Post trade transparency and position limits
The Treasury’s approach to the onshoring of EU legislation into UK law means that UK and EU trading venues will operate to the same set of standards on day 1 after the UK leaves the European Union.
Consequently, if the UK leaves the EU without an implementation period we will not require UK investment firms to make public, through a UK Approved Publication Arrangement (APA), transactions conducted on EU trading venues in instruments which are also traded on a trading venue in the UK.
In addition, commodity derivative contracts traded on EU trading venues should not be considered as economically equivalent OTC contracts and so will not count towards the UK position limit regime.

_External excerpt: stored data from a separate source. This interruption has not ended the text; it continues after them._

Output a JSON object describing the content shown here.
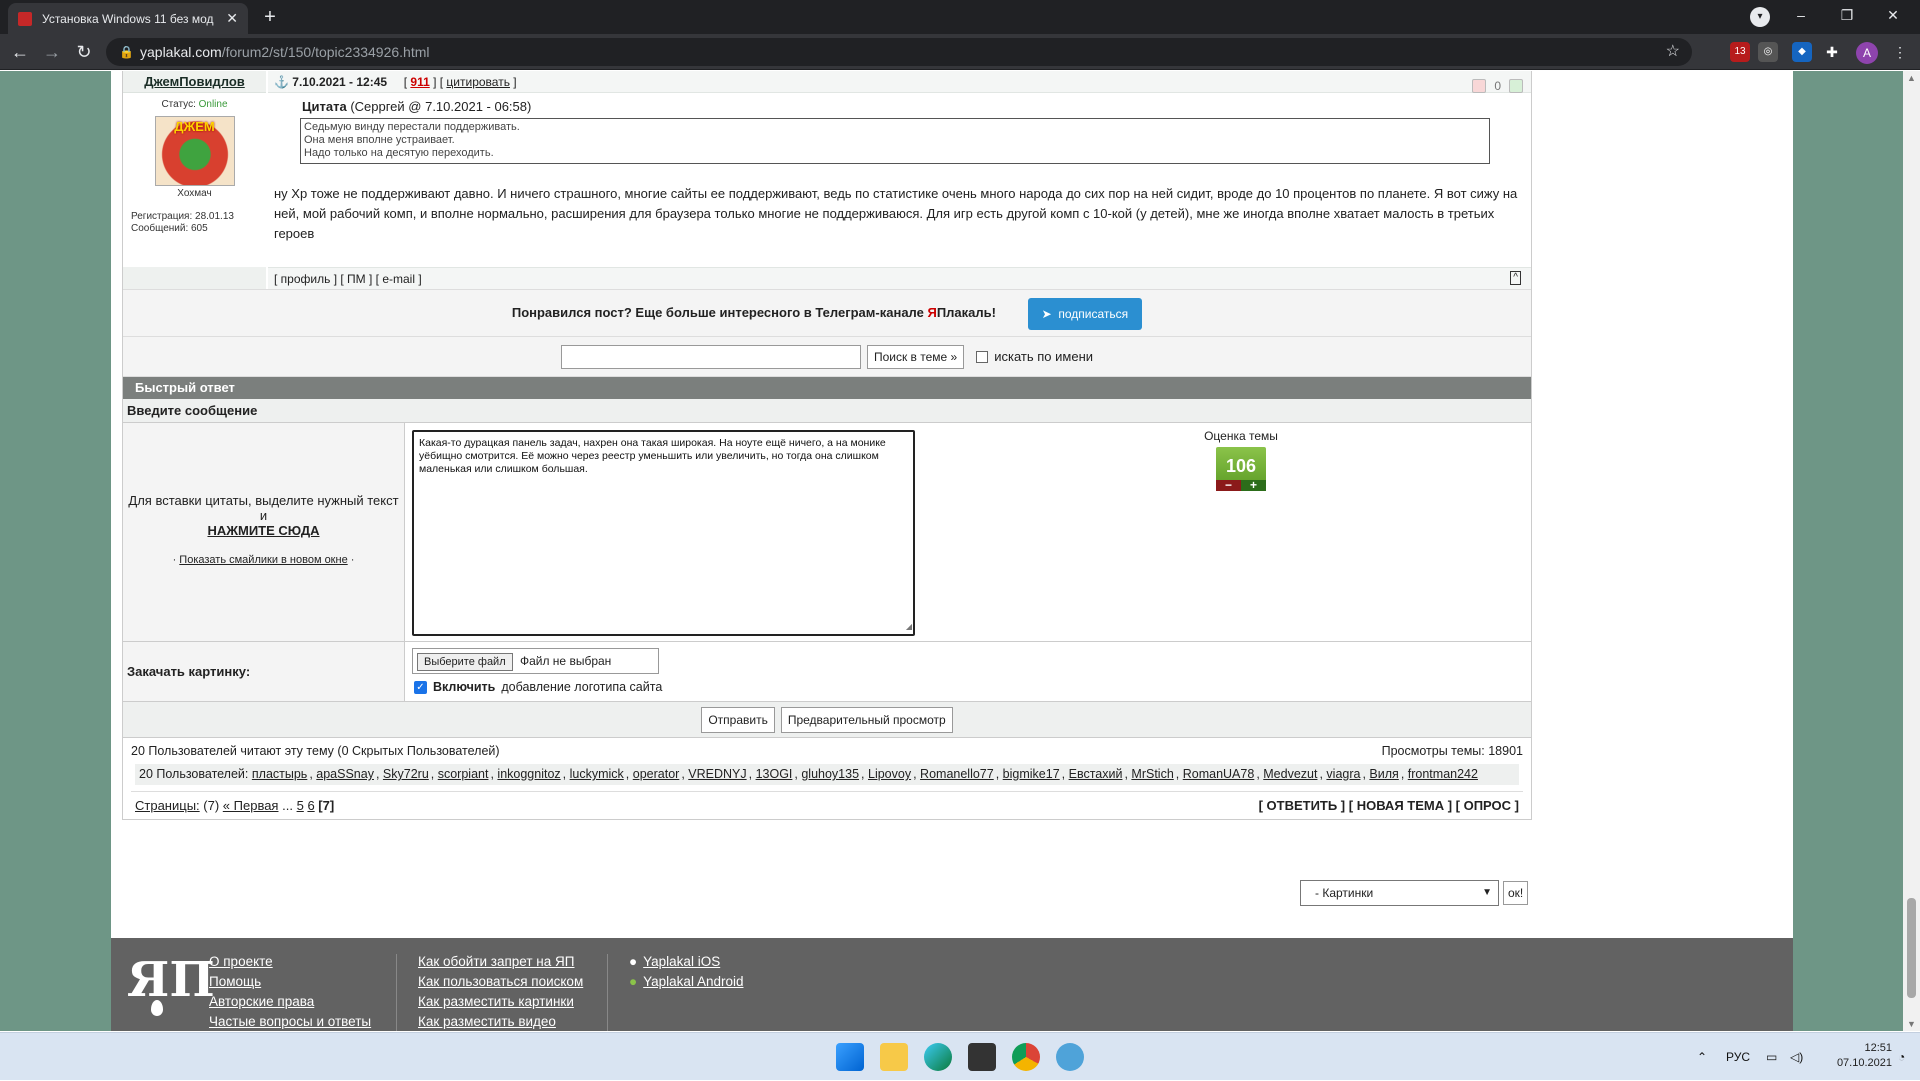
{
  "browser": {
    "tab_title": "Установка Windows 11 без мод",
    "url_domain": "yaplakal.com",
    "url_path": "/forum2/st/150/topic2334926.html",
    "ext_badge": "13",
    "avatar_letter": "A"
  },
  "post": {
    "username": "ДжемПовидлов",
    "date": "7.10.2021 - 12:45",
    "post_number": "911",
    "quote_link": "цитировать",
    "rating_count": "0",
    "status_label": "Статус:",
    "status_value": "Online",
    "avatar_caption": "Хохмач",
    "avatar_text": "ДЖЕМ",
    "registration": "Регистрация: 28.01.13",
    "messages": "Сообщений: 605",
    "quote_title": "Цитата",
    "quote_meta": "(Серргей @ 7.10.2021 - 06:58)",
    "quote_lines": [
      "Седьмую винду перестали поддерживать.",
      "Она меня вполне устраивает.",
      "Надо только на десятую переходить."
    ],
    "text": "ну Хр тоже не поддерживают давно. И ничего страшного, многие сайты ее поддерживают, ведь по статистике очень много народа до сих пор на ней сидит, вроде до 10 процентов по планете. Я вот сижу на ней, мой рабочий комп, и вполне нормально, расширения для браузера только многие не поддерживаюся. Для игр есть другой комп с 10-кой (у детей), мне же иногда вполне хватает малость в третьих героев",
    "links": [
      "профиль",
      "ПМ",
      "e-mail"
    ],
    "top_link": "^"
  },
  "promo": {
    "text_before": "Понравился пост? Еще больше интересного в Телеграм-канале ",
    "brand_red": "Я",
    "brand_rest": "Плакаль!",
    "button": "подписаться"
  },
  "search": {
    "button": "Поиск в теме »",
    "by_name": "искать по имени"
  },
  "reply": {
    "header": "Быстрый ответ",
    "subheader": "Введите сообщение",
    "hint": "Для вставки цитаты, выделите нужный текст и",
    "click_here": "НАЖМИТЕ СЮДА",
    "smileys": "Показать смайлики в новом окне",
    "message": "Какая-то дурацкая панель задач, нахрен она такая широкая. На ноуте ещё ничего, а на монике уёбищно смотрится. Её можно через реестр уменьшить или увеличить, но тогда она слишком маленькая или слишком большая.",
    "rating_label": "Оценка темы",
    "rating_value": "106",
    "upload_label": "Закачать картинку:",
    "file_button": "Выберите файл",
    "file_status": "Файл не выбран",
    "logo_bold": "Включить",
    "logo_rest": "добавление логотипа сайта",
    "send": "Отправить",
    "preview": "Предварительный просмотр"
  },
  "readers": {
    "summary": "20 Пользователей читают эту тему (0 Скрытых Пользователей)",
    "views": "Просмотры темы: 18901",
    "list_label": "20 Пользователей:",
    "users": [
      "пластырь",
      "apaSSnay",
      "Sky72ru",
      "scorpiant",
      "inkoggnitoz",
      "luckymick",
      "operator",
      "VREDNYJ",
      "13OGI",
      "gluhoy135",
      "Lipovoy",
      "Romanello77",
      "bigmike17",
      "Евстахий",
      "MrStich",
      "RomanUA78",
      "Medvezut",
      "viagra",
      "Виля",
      "frontman242"
    ]
  },
  "pager": {
    "label": "Страницы:",
    "count": "(7)",
    "first": "« Первая",
    "dots": "...",
    "p5": "5",
    "p6": "6",
    "current": "[7]",
    "actions": "[ ОТВЕТИТЬ ] [ НОВАЯ ТЕМА ] [ ОПРОС ]"
  },
  "jump": {
    "selected": "- Картинки",
    "ok": "ок!"
  },
  "footer": {
    "logo": "ЯП",
    "col1": [
      "О проекте",
      "Помощь",
      "Авторские права",
      "Частые вопросы и ответы"
    ],
    "col2": [
      "Как обойти запрет на ЯП",
      "Как пользоваться поиском",
      "Как разместить картинки",
      "Как разместить видео"
    ],
    "col3": [
      "Yaplakal iOS",
      "Yaplakal Android"
    ]
  },
  "taskbar": {
    "lang": "РУС",
    "time": "12:51",
    "date": "07.10.2021"
  }
}
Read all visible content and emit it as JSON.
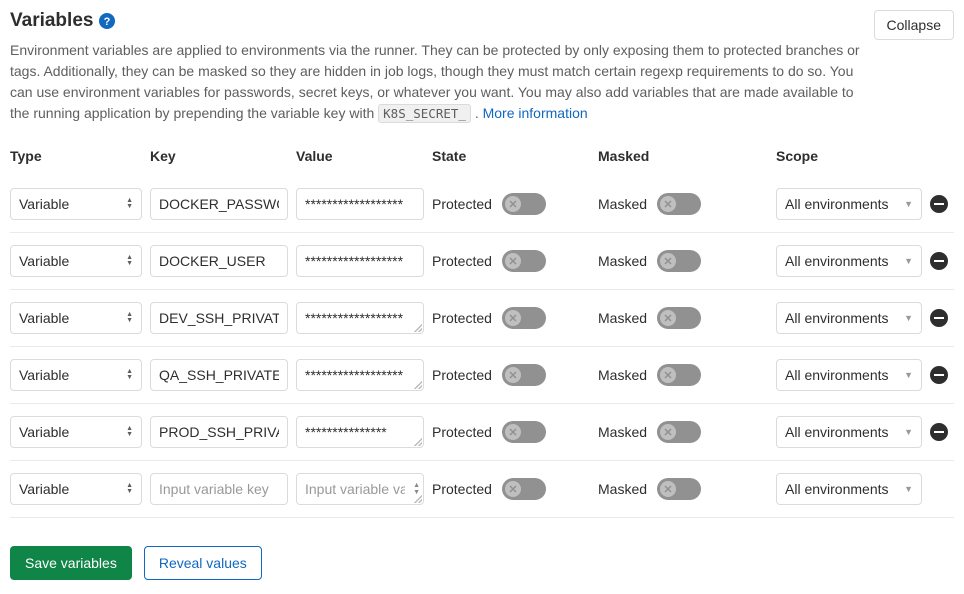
{
  "header": {
    "title": "Variables",
    "collapse": "Collapse"
  },
  "desc": {
    "line1": "Environment variables are applied to environments via the runner. They can be protected by only exposing them to protected branches or tags. Additionally, they can be masked so they are hidden in job logs, though they must match certain regexp requirements to do so. You can use environment variables for passwords, secret keys, or whatever you want. You may also add variables that are made available to the running application by prepending the variable key with ",
    "code": "K8S_SECRET_",
    "tail": " . ",
    "link": "More information"
  },
  "columns": {
    "type": "Type",
    "key": "Key",
    "value": "Value",
    "state": "State",
    "masked": "Masked",
    "scope": "Scope"
  },
  "labels": {
    "protected": "Protected",
    "masked": "Masked",
    "type_option": "Variable",
    "scope_option": "All environments",
    "key_placeholder": "Input variable key",
    "value_placeholder": "Input variable value"
  },
  "rows": [
    {
      "key": "DOCKER_PASSWORD",
      "value": "******************",
      "multiline": false,
      "removable": true
    },
    {
      "key": "DOCKER_USER",
      "value": "******************",
      "multiline": false,
      "removable": true
    },
    {
      "key": "DEV_SSH_PRIVATE_KEY",
      "value": "******************",
      "multiline": true,
      "removable": true
    },
    {
      "key": "QA_SSH_PRIVATE_KEY",
      "value": "******************",
      "multiline": true,
      "removable": true
    },
    {
      "key": "PROD_SSH_PRIVATE_KEY",
      "value": "***************",
      "multiline": true,
      "removable": true
    },
    {
      "key": "",
      "value": "",
      "multiline": true,
      "removable": false,
      "spinner": true
    }
  ],
  "footer": {
    "save": "Save variables",
    "reveal": "Reveal values"
  }
}
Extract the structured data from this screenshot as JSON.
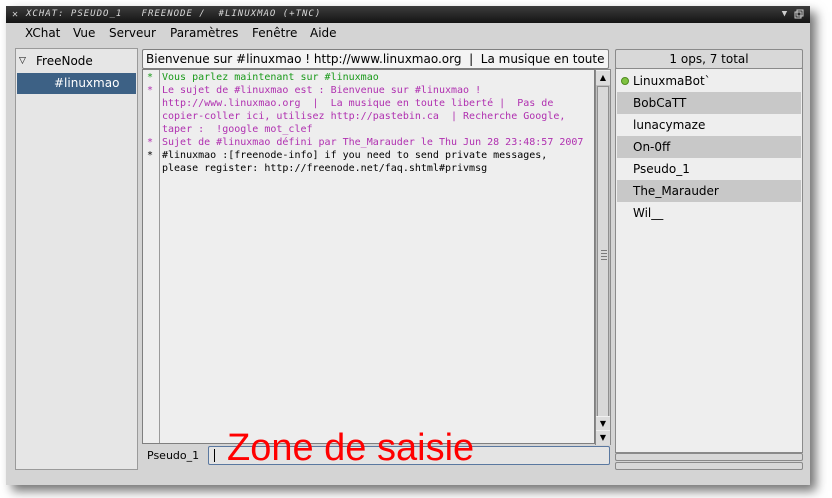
{
  "window": {
    "title": "XChat: Pseudo_1   FreeNode /  #linuxmao (+tnc)",
    "icons": {
      "app": "x-logo-icon",
      "minimize": "minimize-icon",
      "restore": "restore-icon"
    }
  },
  "menu": [
    {
      "label": "XChat"
    },
    {
      "label": "Vue"
    },
    {
      "label": "Serveur"
    },
    {
      "label": "Paramètres"
    },
    {
      "label": "Fenêtre"
    },
    {
      "label": "Aide"
    }
  ],
  "tree": {
    "network": "FreeNode",
    "channel": "#linuxmao"
  },
  "topic": "Bienvenue sur #linuxmao ! http://www.linuxmao.org  |  La musique en toute liberté",
  "chat": {
    "lines": [
      {
        "star": "*",
        "text": "Vous parlez maintenant sur #linuxmao",
        "color": "#1a9a1a"
      },
      {
        "star": "*",
        "text": "Le sujet de #linuxmao est : Bienvenue sur #linuxmao !",
        "color": "#b030b0"
      },
      {
        "star": "",
        "text": "http://www.linuxmao.org  |  La musique en toute liberté |  Pas de",
        "color": "#b030b0"
      },
      {
        "star": "",
        "text": "copier-coller ici, utilisez http://pastebin.ca  | Recherche Google,",
        "color": "#b030b0"
      },
      {
        "star": "",
        "text": "taper :  !google mot_clef",
        "color": "#b030b0"
      },
      {
        "star": "*",
        "text": "Sujet de #linuxmao défini par The_Marauder le Thu Jun 28 23:48:57 2007",
        "color": "#b030b0"
      },
      {
        "star": "*",
        "text": "#linuxmao :[freenode-info] if you need to send private messages,",
        "color": "#000000"
      },
      {
        "star": "",
        "text": "please register: http://freenode.net/faq.shtml#privmsg",
        "color": "#000000"
      }
    ]
  },
  "userlist": {
    "summary": "1 ops, 7 total",
    "users": [
      {
        "name": "LinuxmaBot`",
        "op": true
      },
      {
        "name": "BobCaTT",
        "op": false
      },
      {
        "name": "lunacymaze",
        "op": false
      },
      {
        "name": "On-0ff",
        "op": false
      },
      {
        "name": "Pseudo_1",
        "op": false
      },
      {
        "name": "The_Marauder",
        "op": false
      },
      {
        "name": "Wil__",
        "op": false
      }
    ]
  },
  "input": {
    "nick": "Pseudo_1",
    "value": "",
    "overlay_label": "Zone de saisie"
  }
}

Post-trade transparency for OTC transactions between UK investment firms and EU counterparties
Under the temporary transitional power, UK investment firms that did not have a reporting obligation for a transaction conducted with an EU27 investment firm before Brexit will not be required to report these transactions to a UK APA for a period of 15 months after Brexit.
EU27 investment firms with a branch in the UK that has entered the UK temporary permissions regime may fulfil their UK trade reporting obligations by continuing to make transactions public through an EU APA, where they are obliged to do so.
Trading obligation for derivatives
Our approach to the trading obligation for derivatives is set out in the onshored MIFID and the associated binding technical standards (BTS). This means that investment firms will need to conclude transactions in certain derivatives only on regulated markets, multilateral trading facilities or organised trading facilities established in the UK or on third-country venues in jurisdictions for which the UK has adopted an equivalence decision.